Трое. Вера перевела Искру в шаг, бросила повод до пряжки, и кобыла потянулась вниз, отфыркиваясь. Значит, из сорока двух пар маршрут в сто сорок пять сегодня прошли чисто трое. Она слышала, как диктор перечислял: Вольская на Барбадосе — понятно, «Держава» привозит на этап Кубка лошадей дороже, чем вся Верина конюшня вместе с крышей и долгами. Астахова на Искре — это они. Третью фамилию съел ветер.
— Кто третий? — спросила она, подъезжая.
Дядя Костя снял бейсболку, вытер лоб тыльной стороной ладони.
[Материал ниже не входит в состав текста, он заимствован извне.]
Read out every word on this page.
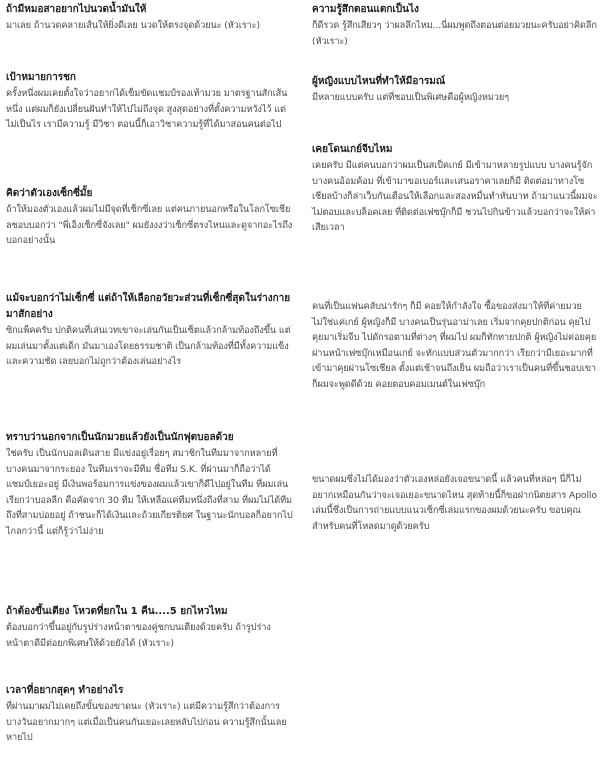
ถ้ามีหมอสาอยากไปนวดน้ำมันให้

มาเลย ถ้านวดคลายเส้นให้ยิ่งดีเลย นวดให้ตรงจุดด้วยนะ (หัวเราะ)

เป้าหมายการชก

ครั้งหนึ่งผมเคยตั้งใจว่าอยากได้เข็มขัดแชมป์รองเท้ามวย มาตรฐานสักเส้นหนึ่ง แต่ผมก็ยังเปลี่ยนฝันทำให้ไปไม่ถึงจุด สูงสุดอย่างที่ตั้งความหวังไว้ แต่ไม่เป็นไร เรามีความรู้ มีวิชา ตอนนี้ก็เอาวิชาความรู้ที่ได้มาสอนคนต่อไป

คิดว่าตัวเองเซ็กซี่มั้ย

ถ้าให้มองตัวเองแล้วผมไม่มีจุดที่เซ็กซี่เลย แต่คนภายนอกหรือในโลกโซเชียลชอบบอกว่า "พี่เอ็งเซ็กซี่จังเลย" ผมยังงงว่าเซ็กซี่ตรงไหนและดูจากอะไรถึงบอกอย่างนั้น

แม้จะบอกว่าไม่เซ็กซี่ แต่ถ้าให้เลือกอวัยวะส่วนที่เซ็กซี่สุดในร่างกายมาสักอย่าง

ซิกแพ็คครับ ปกติคนที่เล่นเวทเขาจะเล่นกันเป็นเซ็ตแล้วกล้ามท้องถึงขึ้น แต่ผมเล่นมาตั้งแต่เด็ก มันมาเองโดยธรรมชาติ เป็นกล้ามท้องที่มีทั้งความแข็งและความชัด เลยบอกไม่ถูกว่าต้องเล่นอย่างไร

ทราบว่านอกจากเป็นนักมวยแล้วยังเป็นนักฟุตบอลด้วย

ใช่ครับ เป็นนักบอลเดินสาย มีแข่งอยู่เรื่อยๆ สมาชิกในทีมมาจากหลายที่ บางคนมาจากระยอง ในทีมเราจะมีทีม ชื่อทีม S.K. ที่ผ่านมาก็ถือว่าได้แชมป์เยอะอยู่ มีเงินพอร้อมการแข่งของผมแล้วเขาก็ดีไปอยู่ในทีม ที่ผมเล่นเรียกว่าบอลลีก คือคัดจาก 30 ทีม ให้เหลือแค่ทีมหนึ่งถึงที่สาม ที่ผมไม่ได้ทีมถึงที่สามบ่อยอยู่ ถ้าชนะก็ได้เงินและถ้วยเกียรติยศ ในฐานะนักบอลก็อยากไปไกลกว่านี้ แต่ก็รู้ว่าไม่ง่าย

ถ้าต้องขึ้นเตียง โหวตที่ยกใน 1 คืน....5 ยกไหวไหม

ต้องบอกว่าขึ้นอยู่กับรูปร่างหน้าตาของคู่ชกบนเตียงด้วยครับ ถ้ารูปร่างหน้าตาดีมีต่อยกพิเศษให้ด้วยยังได้ (หัวเราะ)

เวลาที่อยากสุดๆ ทำอย่างไร

ที่ผ่านมาผมไม่เคยถึงขั้นของขาดนะ (หัวเราะ) แต่มีความรู้สึกว่าต้องการ บางวันอยากมากๆ แต่เมื่อเป็นคนกันเยอะเลยหลับไปก่อน ความรู้สึกนั้นเลยหายไป

ความรู้สึกตอนแตกเป็นไง

ก็ดีรวด รู้สึกเสียวๆ ว่าผลลึกไหม...นี่ผมพูดถึงตอนต่อยมวยนะครับอย่าคิดลึก (หัวเราะ)

ผู้หญิงแบบไหนที่ทำให้มีอารมณ์

มีหลายแบบครับ แต่ที่ชอบเป็นพิเศษคือผู้หญิงหมวยๆ

เคยโดนเกย์จีบไหม

เคยครับ มีแต่คนบอกว่าผมเป็นสเป็คเกย์ มีเข้ามาหลายรูปแบบ บางคนรู้จัก บางคนอ้อมค้อม ที่เข้ามาขอเบอร์และเสนอราคาเลยก็มี ติดต่อมาทางโซเชียลบ้างก็ล่าเว็บกันเตือนให้เลือกและสองหมื่นทำหันบาท ถ้ามาแนวนี้ผมจะไม่ตอบและบล็อคเลย ที่ติดต่อเฟซบุ๊กก็มี ชวนไปกินข้าวแล้วบอกว่าจะให้ค่าเสียเวลา

คนที่เป็นแฟนคลับน่ารักๆ ก็มี คอยให้กำลังใจ ซื้อของส่งมาให้ที่ค่ายมวย ไม่ใช่แค่เกย์ ผู้หญิงก็มี บางคนเป็นรุ่นอาม่าเลย เริ่มจากคุยปกติก่อน คุยไปคุยมาเริ่มจีบ ไปดักรอตามที่ต่างๆ ที่ผมไป ผมก็ทักทายปกติ ผู้หญิงไม่ค่อยคุยผ่านหน้าเฟซบุ๊กเหมือนเกย์ จะทักแบบส่วนตัวมากกว่า เรียกว่ามีเยอะมากที่เข้ามาคุยผ่านโซเชียล ตั้งแต่เช้าจนถึงเย็น ผมถือว่าเราเป็นคนที่ขึ้นชอบเขา ก็ผมจะพูดดีด้วย คอยตอบคอมเมนต์ในเฟซบุ๊ก

ขนาดผมซึ่งไม่ได้มองว่าตัวเองหล่อยังเจอขนาดนี้ แล้วคนที่หล่อๆ นี่ก็ไม่อยากเหมือนกันว่าจะเจอเยอะขนาดไหน สุดท้ายนี้ก็ขอฝากนิตยสาร Apollo เล่มนี้ซึ่งเป็นการถ่ายแบบแนวเซ็กซี่เล่มแรกของผมด้วยนะครับ ขอบคุณสำหรับคนที่โหลดมาดูด้วยครับ
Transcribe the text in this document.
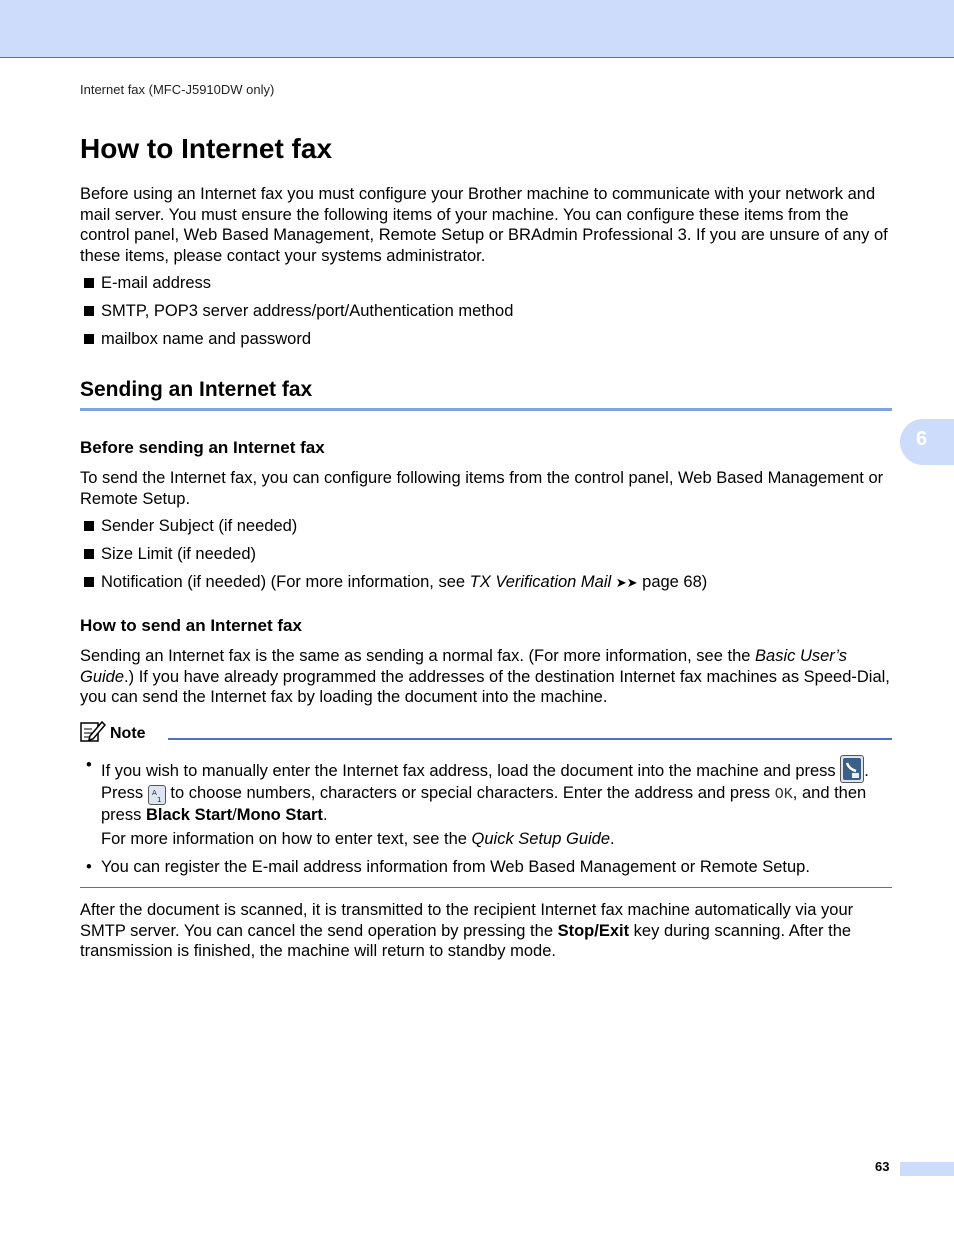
Internet fax (MFC-J5910DW only)
6
How to Internet fax

Before using an Internet fax you must configure your Brother machine to communicate with your network and mail server. You must ensure the following items of your machine. You can configure these items from the control panel, Web Based Management, Remote Setup or BRAdmin Professional 3. If you are unsure of any of these items, please contact your systems administrator.

E-mail address
SMTP, POP3 server address/port/Authentication method
mailbox name and password
Sending an Internet fax
Before sending an Internet fax

To send the Internet fax, you can configure following items from the control panel, Web Based Management or Remote Setup.

Sender Subject (if needed)
Size Limit (if needed)
Notification (if needed) (For more information, see TX Verification Mail ➤➤ page 68)
How to send an Internet fax

Sending an Internet fax is the same as sending a normal fax. (For more information, see the Basic User’s Guide.) If you have already programmed the addresses of the destination Internet fax machines as Speed-Dial, you can send the Internet fax by loading the document into the machine.

Note
• If you wish to manually enter the Internet fax address, load the document into the machine and press .
Press A
1 to choose numbers, characters or special characters. Enter the address and press OK, and then press Black Start/Mono Start.

For more information on how to enter text, see the Quick Setup Guide.

• You can register the E-mail address information from Web Based Management or Remote Setup.

After the document is scanned, it is transmitted to the recipient Internet fax machine automatically via your SMTP server. You can cancel the send operation by pressing the Stop/Exit key during scanning. After the transmission is finished, the machine will return to standby mode.

63
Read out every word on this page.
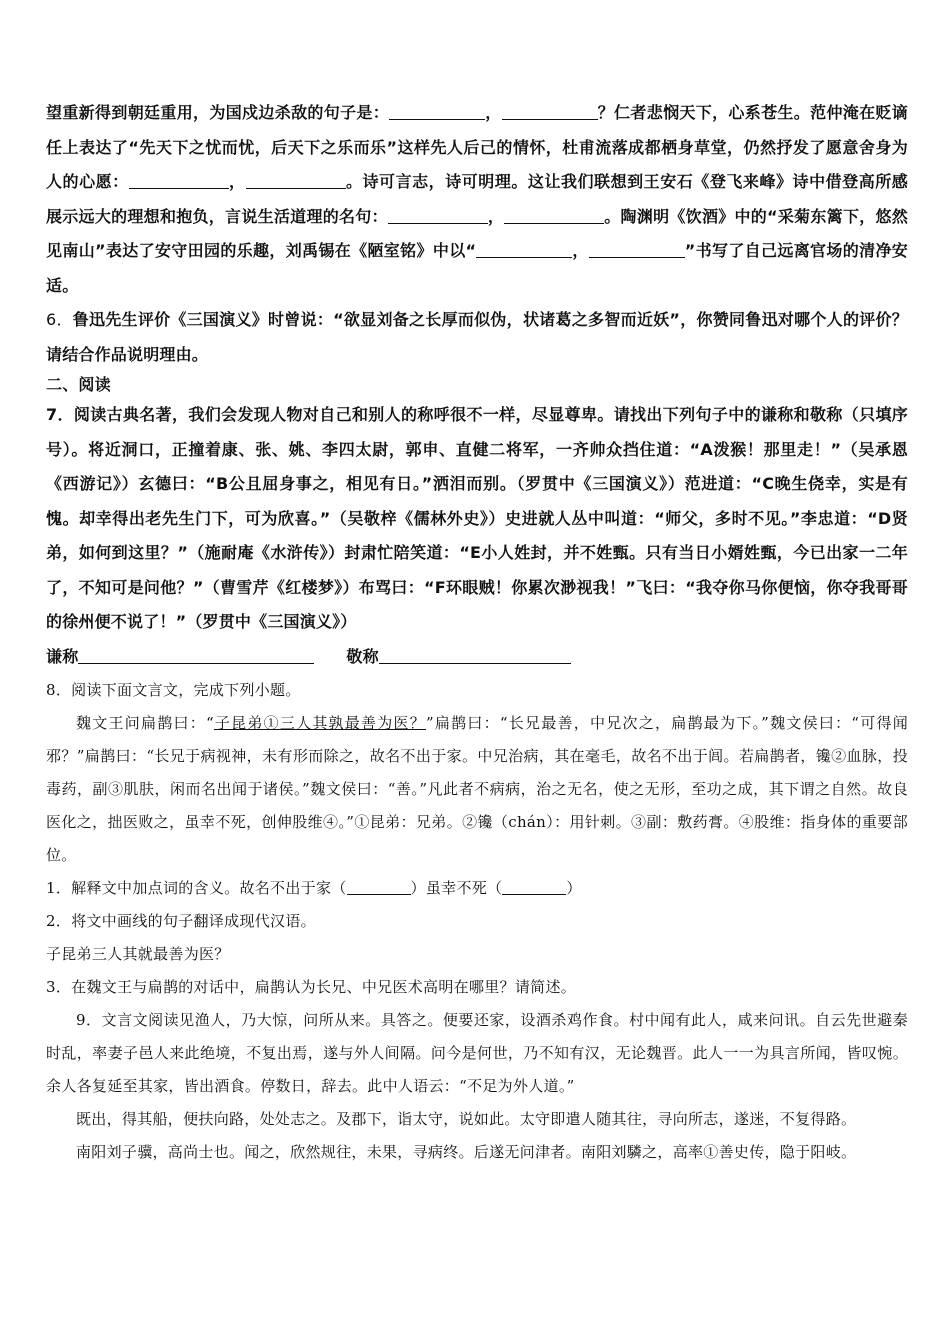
望重新得到朝廷重用，为国戍边杀敌的句子是：	，	？仁者悲悯天下，心系苍生。范仲淹在贬谪任上表达了“先天下之忧而忧，后天下之乐而乐”这样先人后己的情怀，杜甫流落成都栖身草堂，仍然抒发了愿意舍身为人的心愿：	，	。诗可言志，诗可明理。这让我们联想到王安石《登飞来峰》诗中借登高所感展示远大的理想和抱负，言说生活道理的名句：	，	。陶渊明《饮酒》中的“采菊东篱下，悠然见南山”表达了安守田园的乐趣，刘禹锡在《陋室铭》中以“	，	”书写了自己远离官场的清净安适。

6．鲁迅先生评价《三国演义》时曾说：“欲显刘备之长厚而似伪，状诸葛之多智而近妖”，你赞同鲁迅对哪个人的评价？请结合作品说明理由。

二、阅读

7．阅读古典名著，我们会发现人物对自己和别人的称呼很不一样，尽显尊卑。请找出下列句子中的谦称和敬称（只填序号）。将近洞口，正撞着康、张、姚、李四太尉，郭申、直健二将军，一齐帅众挡住道：“A泼猴！那里走！”（吴承恩《西游记》）玄德曰：“B公且屈身事之，相见有日。”洒泪而别。（罗贯中《三国演义》）范进道：“C晚生侥幸，实是有愧。却幸得出老先生门下，可为欣喜。”（吴敬梓《儒林外史》）史进就人丛中叫道：“师父，多时不见。”李忠道：“D贤弟，如何到这里？”（施耐庵《水浒传》）封肃忙陪笑道：“E小人姓封，并不姓甄。只有当日小婿姓甄，今已出家一二年了，不知可是问他？”（曹雪芹《红楼梦》）布骂曰：“F环眼贼！你累次渺视我！”飞曰：“我夺你马你便恼，你夺我哥哥的徐州便不说了！”（罗贯中《三国演义》）

谦称	敬称

8．阅读下面文言文，完成下列小题。

魏文王问扁鹊曰：“子昆弟①三人其孰最善为医？”扁鹊曰：“长兄最善，中兄次之，扁鹊最为下。”魏文侯曰：“可得闻邪？”扁鹊曰：“长兄于病视神，未有形而除之，故名不出于家。中兄治病，其在毫毛，故名不出于闾。若扁鹊者，镵②血脉，投毒药，副③肌肤，闲而名出闻于诸侯。”魏文侯曰：“善。”凡此者不病病，治之无名，使之无形，至功之成，其下谓之自然。故良医化之，拙医败之，虽幸不死，创伸股维④。”①昆弟：兄弟。②镵（chán）：用针刺。③副：敷药膏。④股维：指身体的重要部位。

1．解释文中加点词的含义。故名不出于家（	）虽幸不死（	）

2．将文中画线的句子翻译成现代汉语。

子昆弟三人其就最善为医？

3．在魏文王与扁鹊的对话中，扁鹊认为长兄、中兄医术高明在哪里？请简述。

9．文言文阅读见渔人，乃大惊，问所从来。具答之。便要还家，设酒杀鸡作食。村中闻有此人，咸来问讯。自云先世避秦时乱，率妻子邑人来此绝境，不复出焉，遂与外人间隔。问今是何世，乃不知有汉，无论魏晋。此人一一为具言所闻，皆叹惋。余人各复延至其家，皆出酒食。停数日，辞去。此中人语云：“不足为外人道。”

既出，得其船，便扶向路，处处志之。及郡下，诣太守，说如此。太守即遣人随其往，寻向所志，遂迷，不复得路。

南阳刘子骥，高尚士也。闻之，欣然规往，未果，寻病终。后遂无问津者。南阳刘驎之，高率①善史传，隐于阳岐。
Надел обратно. По тому, как долго он это делал, Вера поняла: сейчас будет плохое.
— Ратников, — сказал он.
Звук был обыкновенный — фамилия как фамилия, три слога. Но у Веры на секунду заложило уши, как в самолёте. Восемь лет эта фамилия жила где-то в дальнем деннике памяти, куда Вера не заходила даже с фонарём.
— Он в Германии, — сказала она глупо.
— Был в Германии. — Дядя Костя смотрел в сторону, на боевое поле, где двое рабочих поправляли верхнюю жердь красно-белого оксера. — Теперь, говорят, в «Державе». Спортивный директор. Вернулся, стало быть.
Вернулся. Вера механически перебрала пальцами прядь Искриной гривы, жёсткую, рыжую, тёплую от солнца. Восемь лет назад этот человек уехал из «Заречья» на рассвете, не попрощавшись, а следом за ним, как вагоны за локомотивом, ушли спонсор, лучшие частники и отцовское здоровье. Отца не стало три года назад. Конюшня умирала дольше.
— Вера. — Голос дяди Кости стал тем самым, каким он когда-то снимал её, двенадцатилетнюю, с упавшего пони. — Перепрыжка. Семь препятствий. Едешь свой маршрут, а не его биографию. Поняла?
— Поняла, — сказала она.
Она не поняла. Потому что в эту минуту по дорожке вдоль разминочного поля, не торопясь, шагом, проехал всадник на тёмно-сером, почти вороном ганноверце — высокий, прямой, с той посадкой, которую не покупают ни за какие деньги «Державы», потому что её ставят с детства, и ставил её Верин отец. Глеб Ратников повернул голову. Нашёл её глазами сразу, без поиска, будто знал, где искать.
Он не кивнул. И она не кивнула. Серый прошёл мимо, размашисто, лениво играя затылком, и Вера успела заметить только шрам — светлую полосу на левой скуле Глеба, которой восемь лет назад не было.
— На старт приглашается участница под номером семнадцать, Снежана Вольская, клуб «Держава», — булькнул динамик.
Дальше всё пошло быстро, как всегда идёт перед стартом, когда время сначала тянется часами, а потом вдруг обрушивается разом. Вольская уехала на поле; трибуны выдохнули, охнули, дважды хлопнули — и по перекошенному лицу конюха «Державы» у входа Вера поняла: восемь штрафных. Барбадос дважды зацепил. Потом настала очередь серого.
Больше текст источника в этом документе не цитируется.